This Day Was Darker.
There was a power outage in my area today. I was aware of this because my father who is visiting from the midwest called me from his dark seventh floor hotel room a block from my office to ask how long did this kind of thing typically go on in California.
Knowing I would likely be in the dark, I left for work at The Corporate Law Group with a battery lantern and planned to see how much work I could do. I got a cup of coffee on the way, and when I got to my dark office, I pulled up the blinds and started throwing away paper. It was all that I could do.
From time to time, I would shake my mouse only to remember again that the computer was down, the server was down, the land lines, the coffee pot, the clock.
I talked to my friend Milly in New York. I always perceive that Milly likes to talk no less than I do. It's rare to feel that Milly has to go before I do, but after telling her a few interesting business tales from the last week, I sensed that feeling you get, when the world of your friend is whizzing by faster than your world. She clearly had to go, and the reason was simple. We had been talking over ten minuntes.
I called my SEO consultant who I had been meaning to bug for two weeks. What could we do to get our site rank to number one? Yet, when I let him know I was knocked off line today, our conversation waxed instructional, then philisophical. The things you can do are limitless, he said. And I thought this was his job, but ultimately I was thankful he was teaching a man to fish so to speak. This conversation would have been entirely more literal and meaninglessly prompt if I had had power.
With everything off the hook (I even checked the fax machine) I started to do everything slowly, reading each word of a document before filing it, reviewing a letter with care, writing notes to someone in my office for the file.

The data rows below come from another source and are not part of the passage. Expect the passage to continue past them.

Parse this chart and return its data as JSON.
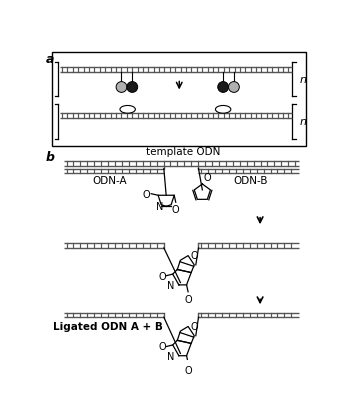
{
  "bg_color": "#ffffff",
  "line_color": "#000000",
  "fig_width": 3.49,
  "fig_height": 4.06,
  "dpi": 100,
  "panel_a_label": "a",
  "panel_b_label": "b",
  "template_odn_label": "template ODN",
  "odn_a_label": "ODN-A",
  "odn_b_label": "ODN-B",
  "ligated_label": "Ligated ODN A + B",
  "n_label": "n",
  "strand_color": "#555555",
  "gray_sphere": "#b0b0b0",
  "black_sphere": "#1a1a1a"
}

The sensation was something you cannot experience with the internet, outloook, task lists, phone messages buzzing about. I was thinking of one thing at a time. There was some sanity in that. It was an out of body experience as I pictured a San Francisco Corporate Lawyer set in 1910 quietly penning a letter, or researching a case, or preparing questions for a deposition. There was nothing frantic about that kind of productivity. '
Slow and steady won the race.
Then, another thought occurred to me. This was not work at all. I had larger items to cross off my list, and none would be easily done without my hotmail and company emails, my downloads, my Windows, my Words.
So, I packed up my things, turned the lantern off, lowered the blinds and took off.